Frankly has been so kind as to translate my most recent post. The original French version is here.
“How should one define a catastrophic scenario in a situation such as this?”
There is no panic yet in the American financial markets, but disquiet is spreading. The Dow Jones industrial index fell by 3.3% over the last four trading sessions, half of the decline occurring yesterday.
During the fateful weekend of September 13th and 14th of 2008 the upper echelons of American finance conducted a review of all that could turn sour if they let Lehman Brothers go under.Everything was thought of, except the money market, the short-term capital market, which today has a trading volume of $338 billion. What a pity, as that is what collapsed, causing a blood-letting which it took nearly $1 trillion (a thousand billion dollars) to bring under control.
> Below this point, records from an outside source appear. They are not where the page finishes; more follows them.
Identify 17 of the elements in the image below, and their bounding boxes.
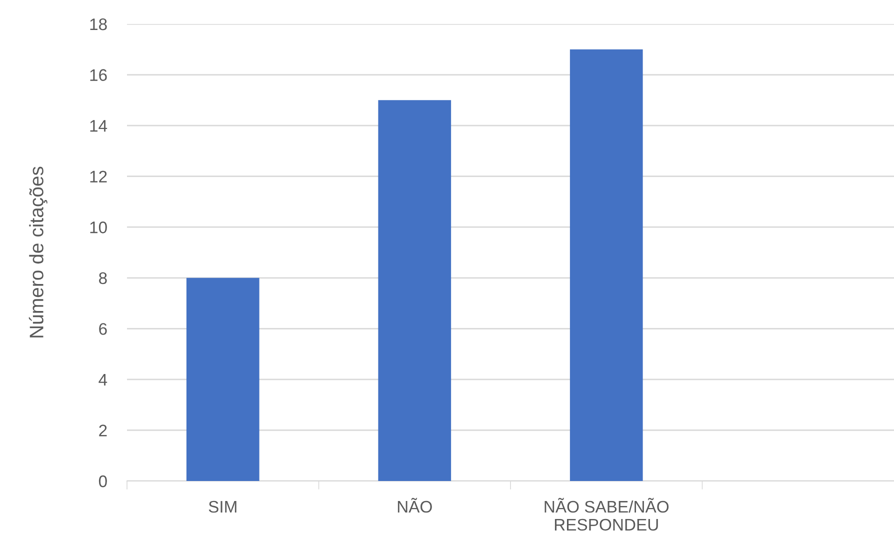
- y-tick-label: 4: [98, 374, 108, 386]
- y-axis-title: Número de citações: [28, 166, 48, 338]
- y-tick-label: 12: [90, 170, 107, 182]
- y-tick-label: 16: [90, 69, 107, 81]
- bar: [186, 278, 260, 481]
- y-tick-label: 2: [99, 424, 107, 436]
- y-tick-label: 18: [90, 18, 107, 30]
- y-tick-label: 0: [98, 475, 107, 488]
- x-tick-label: SIM: [208, 500, 236, 513]
- y-tick-label: 10: [90, 222, 107, 234]
- bar: [378, 100, 452, 481]
- x-tick-label: NÃO: [398, 498, 432, 513]
- y-tick-label: 6: [99, 323, 107, 335]
- x-tick-label: NÃO SABE/NÃO RESPONDEU: [544, 498, 669, 531]
- y-tick-label: 8: [99, 272, 107, 284]
- bar: [570, 49, 643, 481]
- y-tick-label: 14: [90, 120, 108, 132]
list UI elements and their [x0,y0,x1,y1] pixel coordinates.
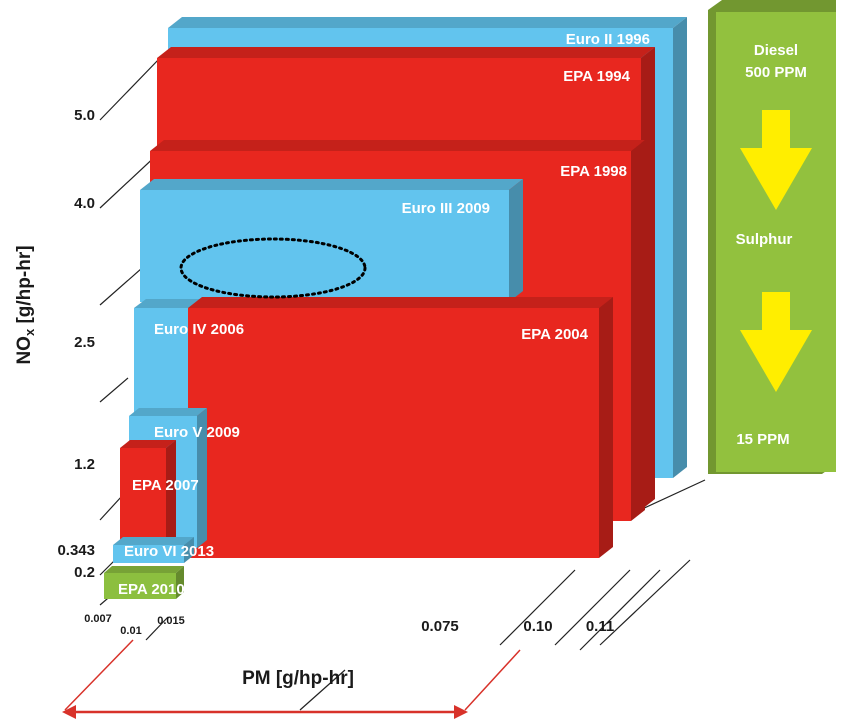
block-side-face [166,440,176,550]
block-side-face [176,566,184,599]
depth-guide-line [499,569,576,646]
depth-guide-line [99,495,123,521]
block-side-face [184,537,194,563]
block-top-face [140,179,523,190]
regulation-blocks [104,17,687,599]
panel-bottom-text: 15 PPM [736,431,789,448]
block-top-face [129,408,207,416]
regulation-labels: Euro II 1996 EPA 1994 EPA 1998 Euro III 200… [118,31,650,598]
block-label: Euro VI 2013 [124,543,214,560]
block-top-face [168,17,687,28]
block-euro-iii-2009 [140,179,523,302]
block-top-face [120,440,176,448]
block-top-face [104,566,184,573]
block-top-face [113,537,194,545]
block-label: EPA 1994 [563,68,630,85]
x-tick-label: 0.10 [523,618,552,635]
x-tick-label: 0.01 [120,625,141,637]
block-side-face [599,297,613,558]
panel-top-text: Diesel [754,42,798,59]
x-axis-ticks: 0.007 0.01 0.015 0.075 0.10 0.11 [84,613,614,637]
y-tick-label: 0.2 [74,564,95,581]
x-tick-label: 0.015 [157,615,185,627]
block-label: Euro V 2009 [154,424,240,441]
y-tick-label: 4.0 [74,195,95,212]
block-side-face [509,179,523,302]
block-epa-2010-2013 [104,566,184,599]
x-axis-title: PM [g/hp-hr] [242,668,354,689]
depth-guide-line [299,669,346,711]
block-epa-2004 [188,297,613,558]
block-euro-vi-2013 [113,537,194,563]
depth-guide-line [99,377,129,403]
block-side-face [197,408,207,548]
down-arrow-icon [740,110,812,210]
block-label: EPA 1998 [560,163,627,180]
y-tick-label: 2.5 [74,334,95,351]
block-top-face [188,297,613,308]
x-tick-label: 0.075 [421,618,459,635]
block-top-face [157,47,655,58]
y-axis-ticks: 0.2 0.343 1.2 2.5 4.0 5.0 [57,107,95,581]
range-arrow-left-head [62,705,76,719]
block-label: EPA 2010/2013 [118,581,222,598]
block-side-face [673,17,687,478]
block-front-face [140,190,509,302]
block-label: Euro IV 2006 [154,321,244,338]
depth-guide-line [599,559,691,646]
y-axis-title: NOx [g/hp-hr] [14,245,37,364]
depth-guide-line [145,616,169,641]
panel-top-text: 500 PPM [745,64,807,81]
block-top-face [150,140,645,151]
block-side-face [631,140,645,521]
range-arrow-right-head [454,705,468,719]
block-label: EPA 2004 [521,326,588,343]
block-label: Euro II 1996 [566,31,650,48]
x-tick-label: 0.11 [586,618,614,635]
dotted-ellipse-annotation [179,237,367,299]
range-guide-right [464,649,521,711]
y-tick-label: 0.343 [57,542,95,559]
panel-face [716,12,836,472]
block-front-face [113,545,184,563]
y-tick-label: 1.2 [74,456,95,473]
depth-guide-line [554,569,631,646]
block-front-face [120,448,166,550]
block-front-face [188,308,599,558]
block-label: EPA 2007 [132,477,199,494]
range-guide-left [64,639,134,711]
y-tick-label: 5.0 [74,107,95,124]
x-tick-label: 0.007 [84,613,112,625]
depth-guide-line [639,479,706,511]
block-front-face [104,573,176,599]
block-label: Euro III 2009 [402,200,490,217]
depth-guide-lines [99,57,706,711]
sulphur-panel: Diesel 500 PPM Sulphur 15 PPM [708,0,836,474]
depth-guide-line [99,57,161,121]
block-epa-2007 [120,440,176,550]
down-arrow-icon [740,292,812,392]
depth-guide-line [579,569,661,651]
panel-middle-text: Sulphur [736,231,793,248]
range-arrow-annotation [62,639,521,719]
This is what explains why all eyes are now fixed at this moment on the money market and why everyone who expects to be needing fresh capital in the next three months is scraping the bottom of the barrel for a little ready cash. The first casualty, of course, will be recruitment of staff, as if recent news about the employment market allowed much scope for this! The second casualty: business investment.
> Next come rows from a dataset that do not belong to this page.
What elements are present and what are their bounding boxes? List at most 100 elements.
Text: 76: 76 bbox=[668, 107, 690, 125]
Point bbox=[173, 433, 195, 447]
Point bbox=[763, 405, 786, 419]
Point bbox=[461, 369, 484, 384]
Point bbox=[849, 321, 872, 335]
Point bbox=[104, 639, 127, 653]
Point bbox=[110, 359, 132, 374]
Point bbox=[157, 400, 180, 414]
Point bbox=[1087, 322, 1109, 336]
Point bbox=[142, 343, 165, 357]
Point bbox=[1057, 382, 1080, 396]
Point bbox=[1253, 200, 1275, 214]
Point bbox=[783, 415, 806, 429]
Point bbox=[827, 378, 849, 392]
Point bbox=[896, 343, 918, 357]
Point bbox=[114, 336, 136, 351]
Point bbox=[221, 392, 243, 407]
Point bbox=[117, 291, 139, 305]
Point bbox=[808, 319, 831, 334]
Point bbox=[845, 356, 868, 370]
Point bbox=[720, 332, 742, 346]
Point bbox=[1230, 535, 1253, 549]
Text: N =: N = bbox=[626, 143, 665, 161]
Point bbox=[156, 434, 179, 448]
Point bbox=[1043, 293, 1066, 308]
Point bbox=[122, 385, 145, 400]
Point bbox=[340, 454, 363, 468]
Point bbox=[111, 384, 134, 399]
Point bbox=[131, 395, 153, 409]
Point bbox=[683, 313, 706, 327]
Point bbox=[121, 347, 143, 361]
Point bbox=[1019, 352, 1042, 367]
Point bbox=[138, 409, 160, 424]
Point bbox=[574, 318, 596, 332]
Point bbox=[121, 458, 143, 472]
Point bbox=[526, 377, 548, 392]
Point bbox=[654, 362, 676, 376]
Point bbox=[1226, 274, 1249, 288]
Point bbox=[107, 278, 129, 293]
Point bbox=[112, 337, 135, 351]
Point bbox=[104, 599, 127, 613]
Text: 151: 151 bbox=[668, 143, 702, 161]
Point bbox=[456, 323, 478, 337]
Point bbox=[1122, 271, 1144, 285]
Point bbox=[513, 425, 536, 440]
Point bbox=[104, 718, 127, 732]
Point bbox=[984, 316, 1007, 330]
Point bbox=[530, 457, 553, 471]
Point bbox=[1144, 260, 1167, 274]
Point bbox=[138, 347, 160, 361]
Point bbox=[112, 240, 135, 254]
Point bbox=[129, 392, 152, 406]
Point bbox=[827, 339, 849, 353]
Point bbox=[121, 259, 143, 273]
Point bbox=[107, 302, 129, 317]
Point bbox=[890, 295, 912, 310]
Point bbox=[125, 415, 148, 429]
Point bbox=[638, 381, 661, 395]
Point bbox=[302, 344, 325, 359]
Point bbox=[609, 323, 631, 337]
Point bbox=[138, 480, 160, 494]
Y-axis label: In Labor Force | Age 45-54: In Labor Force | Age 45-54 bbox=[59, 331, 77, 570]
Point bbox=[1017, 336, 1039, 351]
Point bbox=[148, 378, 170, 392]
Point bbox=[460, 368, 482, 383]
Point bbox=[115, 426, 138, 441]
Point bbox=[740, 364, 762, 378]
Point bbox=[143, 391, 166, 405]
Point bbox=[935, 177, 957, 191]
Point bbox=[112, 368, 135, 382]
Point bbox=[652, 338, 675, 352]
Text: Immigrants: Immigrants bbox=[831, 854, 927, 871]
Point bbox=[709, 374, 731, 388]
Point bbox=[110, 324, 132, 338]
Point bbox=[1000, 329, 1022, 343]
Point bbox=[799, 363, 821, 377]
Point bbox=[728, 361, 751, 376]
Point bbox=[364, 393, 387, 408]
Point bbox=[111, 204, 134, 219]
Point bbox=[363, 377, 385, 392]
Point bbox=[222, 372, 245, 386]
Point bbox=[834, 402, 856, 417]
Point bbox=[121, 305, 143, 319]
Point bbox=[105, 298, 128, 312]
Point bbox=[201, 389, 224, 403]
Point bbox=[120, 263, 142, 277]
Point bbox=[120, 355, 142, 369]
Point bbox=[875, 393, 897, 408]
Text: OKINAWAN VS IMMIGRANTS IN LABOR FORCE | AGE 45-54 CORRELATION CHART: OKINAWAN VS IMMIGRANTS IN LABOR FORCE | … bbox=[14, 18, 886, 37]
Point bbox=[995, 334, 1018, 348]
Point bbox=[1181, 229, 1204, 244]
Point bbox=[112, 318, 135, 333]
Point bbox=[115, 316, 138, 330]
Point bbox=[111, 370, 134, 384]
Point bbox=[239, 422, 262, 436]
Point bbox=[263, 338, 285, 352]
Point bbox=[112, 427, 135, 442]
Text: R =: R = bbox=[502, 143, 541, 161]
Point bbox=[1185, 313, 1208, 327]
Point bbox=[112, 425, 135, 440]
Prices of bonds reaching maturity in August have begun to go down over the past few days, but not as much as might have been expected, which is taken by some people to be a further sign that the debate on raising the US debt ceiling is merely a storm in a teacup. But this relatively mild effect at this point is only due to the fact that the dollar is a reserve currency, there being not too many known substitutes for American debt in the financial markets – and in sufficient quantity – to serve as collateral, i.e. security for deposit as a guarantee. A downgrading of the credit rating for US debt will cause a rise in interest rates and a simultaneous depreciation in the value of these debt instruments, which will force those holding them as security to make a ‘margin call’, which means demanding additional guarantees to make up for loss of value. And this will also apply to the infamous Mortgage-Backed Securities, securities backed by mortgages, which in the United States are nowadays almost all issued by Fannie Mae and Freddie Mac, which are Government-Sponsored Entities, which would have to be wound up, moreover, if found to be in default for more than sixty days, which, according to some commentators, is an outcome that the Republicans are secretly hoping for.
A downgrading of the US credit rating will put the base rate up by only 60 basis points, i.e. 0.6%, which represents an increase of $100 billion in the annual cost of servicing the debt, it was stated last night, but this figure is based upon the supposition that the rating agencies will content themselves with lowering the US credit rating from AAA to AA, even though, in view of the slow rate of progress of efforts aimed at reaching a compromise on raising the ceiling of American public debt – the Republicans opposing all increases in taxation and the Democrats giving no ground at all on proposals aimed at dismantling social-security provision – this should now be regarded as an exaggeratedly optimistic hypothesis. In so far as there are internal regulations here and there limiting the holding of debt instruments to those carrying a AAA rating, which would oblige holders of American bonds to find substitutes for them, this is a gamble, to the extent to which the rating of most of the private American debt instruments is linked to federal bonds, the guarantee offered by the state protecting them up to a point. There were, accordingly, reports in the press yesterday that certain foreign bonds, i.e. several Israeli ones and an Egyptian one, would also be subjected to an immediate downgrading because they are 100% guaranteed by the United States.
And these are only the ramifications which have been thought of at this point. In this connection it should be borne in mind how it dawned on people in the autumn of 2008 that it had come to be the case that in the world of finance everything is intertwined with everything else and vice versa. Clearly, the game has only just begun. I shall leave the last word to a businessman who was interviewed in the Wall Street Journal for its Wednesday edition: “We are preparing for a catastrophic scenario. But how should one define a catastrophic scenario in a situation such as this?”